What do Optimus Prime and Megan Fox have in common? Better seen, not heard.
Shia LaBeouf: Whatever charm with which you insinuated yourself into America’s good graces altogether abandoned you in this movie. Your character was a loud, spastic, obnoxious, self-centered asshole, and I couldn’t have cared either way if you had died. I saw the movie with my brother, and we agreed that your best moments in the film were when you were staring–drooling and mouth agape–at the remarkable Transformers… and not talking.
In fact, not one character was convincingly developed beyond the shell of a simile of an actual human being, and thereby established firm indifference on my part regarding the fates of any and all of the characters. In fact, characters, I rather hoped that some of you and your heavy-handed, stereotypical archetypes would die… in some entertainingly comical way of course, under some Transformer’s foot. Especially you, generic, mindless Indian call center guy. And you, Latino soldier who only speaks in rapid-fire Spanish when he’s excited. And you, salty-mouthed old lady, who gives people the finger, to the entertainment of no one. The list goes on.
And the treatment of the Transformers! Awful! The Decepticons were just about spot-on, but they only enjoyed about ten minutes of screen time with dialogue, at the end of the film! Meanwhile, the portrayal of the Autobots was an insult to the honorable, skilled, and intelligent robots that most of us remember from the 80s cartoon. I think I winced hard enough to burst a blood vessel in my forehead when Optimus Prime accidentally trampled a garden and said, “Oops!” Almost as bad as his “My bad!” when he demolished a lawn ornament. The pinnacle of insult came during a lame and completely pointless five-minute version of a Keystone Kops routine in the middle of the film, when LaBeouf’s character was frantically searching his house for an important artifact and corralling his oblivious parents while the Autobots tried to keep a low profile in the front yard. I fully expected Optimus to say, “Yuk, yuk,” and poke Jazz in the eye socket, prompting LaBeouf to throw his arms up in the air and say, “Ay, caramba!”

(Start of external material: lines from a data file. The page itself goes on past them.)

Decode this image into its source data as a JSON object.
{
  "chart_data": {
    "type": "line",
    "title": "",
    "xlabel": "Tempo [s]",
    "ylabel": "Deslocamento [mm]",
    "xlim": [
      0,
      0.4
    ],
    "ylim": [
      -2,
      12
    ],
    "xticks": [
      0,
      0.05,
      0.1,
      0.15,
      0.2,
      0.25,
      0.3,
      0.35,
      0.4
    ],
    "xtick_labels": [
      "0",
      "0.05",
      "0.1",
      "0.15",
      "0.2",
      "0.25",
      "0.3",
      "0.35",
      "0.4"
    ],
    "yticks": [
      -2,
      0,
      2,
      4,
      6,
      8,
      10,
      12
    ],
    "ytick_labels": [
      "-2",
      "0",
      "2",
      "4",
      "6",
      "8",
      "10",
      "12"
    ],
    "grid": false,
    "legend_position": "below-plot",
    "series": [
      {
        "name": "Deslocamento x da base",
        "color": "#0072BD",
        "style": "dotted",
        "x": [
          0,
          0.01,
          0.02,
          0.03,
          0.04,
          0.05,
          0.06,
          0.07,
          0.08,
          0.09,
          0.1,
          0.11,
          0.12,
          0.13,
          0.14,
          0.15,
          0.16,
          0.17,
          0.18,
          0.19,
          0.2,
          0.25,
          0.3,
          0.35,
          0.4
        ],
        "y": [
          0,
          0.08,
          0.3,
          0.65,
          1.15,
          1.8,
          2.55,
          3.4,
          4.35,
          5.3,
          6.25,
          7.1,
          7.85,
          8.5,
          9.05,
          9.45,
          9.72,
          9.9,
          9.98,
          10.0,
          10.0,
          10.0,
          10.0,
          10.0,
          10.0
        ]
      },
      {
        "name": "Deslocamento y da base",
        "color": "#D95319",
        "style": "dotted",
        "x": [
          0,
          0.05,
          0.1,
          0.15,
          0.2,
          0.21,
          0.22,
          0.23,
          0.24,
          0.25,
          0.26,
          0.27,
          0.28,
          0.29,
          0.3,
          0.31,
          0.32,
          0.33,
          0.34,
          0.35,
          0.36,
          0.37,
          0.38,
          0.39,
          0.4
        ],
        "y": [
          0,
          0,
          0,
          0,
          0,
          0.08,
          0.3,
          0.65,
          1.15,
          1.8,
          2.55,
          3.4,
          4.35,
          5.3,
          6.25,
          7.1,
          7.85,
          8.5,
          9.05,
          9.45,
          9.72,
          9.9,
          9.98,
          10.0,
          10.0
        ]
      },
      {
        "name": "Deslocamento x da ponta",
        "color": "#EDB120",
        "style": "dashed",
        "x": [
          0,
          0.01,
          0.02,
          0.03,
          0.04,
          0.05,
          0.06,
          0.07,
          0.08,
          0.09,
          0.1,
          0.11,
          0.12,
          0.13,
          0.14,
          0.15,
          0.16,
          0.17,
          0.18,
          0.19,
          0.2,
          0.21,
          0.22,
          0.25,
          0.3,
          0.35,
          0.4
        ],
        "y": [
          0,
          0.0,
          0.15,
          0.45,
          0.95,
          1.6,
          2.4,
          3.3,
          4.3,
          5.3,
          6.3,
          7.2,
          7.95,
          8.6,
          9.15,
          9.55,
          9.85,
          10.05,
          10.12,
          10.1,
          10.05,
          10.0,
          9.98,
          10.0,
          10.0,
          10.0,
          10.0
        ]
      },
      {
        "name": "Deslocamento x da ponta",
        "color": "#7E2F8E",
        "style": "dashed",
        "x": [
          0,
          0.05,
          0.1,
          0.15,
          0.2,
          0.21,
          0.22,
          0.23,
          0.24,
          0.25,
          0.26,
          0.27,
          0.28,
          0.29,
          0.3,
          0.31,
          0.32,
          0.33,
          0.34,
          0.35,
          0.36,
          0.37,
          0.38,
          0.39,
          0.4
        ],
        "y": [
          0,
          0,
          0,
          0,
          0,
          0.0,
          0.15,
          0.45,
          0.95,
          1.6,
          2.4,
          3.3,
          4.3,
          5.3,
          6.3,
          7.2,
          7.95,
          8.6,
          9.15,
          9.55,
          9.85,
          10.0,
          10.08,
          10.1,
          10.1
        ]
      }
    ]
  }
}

Speaking of the painfully bad gags in the movie. (Lest I call them “jokes.”) Rather than recreate them for you, I’ll paint the scene: Character makes a bad pun or does something “wacky.” No one laughs. I grimace. One dude in the audience decides it will be fun to mock the movie by laughing exaggeratedly during all the parts that are supposed to be funny. Rather than appreciate his intent (because it’s not the kind of unfunny that’s so unfunny that it’s funny), I want to hit him in the throat, because I hate it when people belabor the obvious. Dude quickly tires of his own lameness and the audience spends the rest of the movie in silence.
On the other hand, the Transformers were rendered beautifully. Once you could get past their strange and un-expressive faces. Oh, and all the Decepticons were difficult to tell apart. But, you know… other than that. The visuals were truly spectacular. Almost enough so to distract you from the plot’s frequent and painful gaping holes in logic. I only wish that more of the action sequences had been presented in slow motion. The couple of bits in slow motion were really a treat, and the other parts were difficult to discern because everything was happening so fast.
My brother saw the first release of the film, and now the IMAX “extended version.” (Bless his heart, as they say in Georgia.) He indicated that, in all, only approximately three minutes of extra footage was included in this cut. And they were three bad minutes of cheap gags. Really cheap. You’re not missing anything, except lowbrow abuse of racial stereotypes. If I were a black person, I’d almost be insulted… except that Michael Bay makes every racial group seem pretty mindless and one-dimensional.
Don’t waste your money seeing this one at the theaters. Or renting it. Record it when it comes to HBO in high-definition. Fast-forward to the good parts, and watch those in slow motion.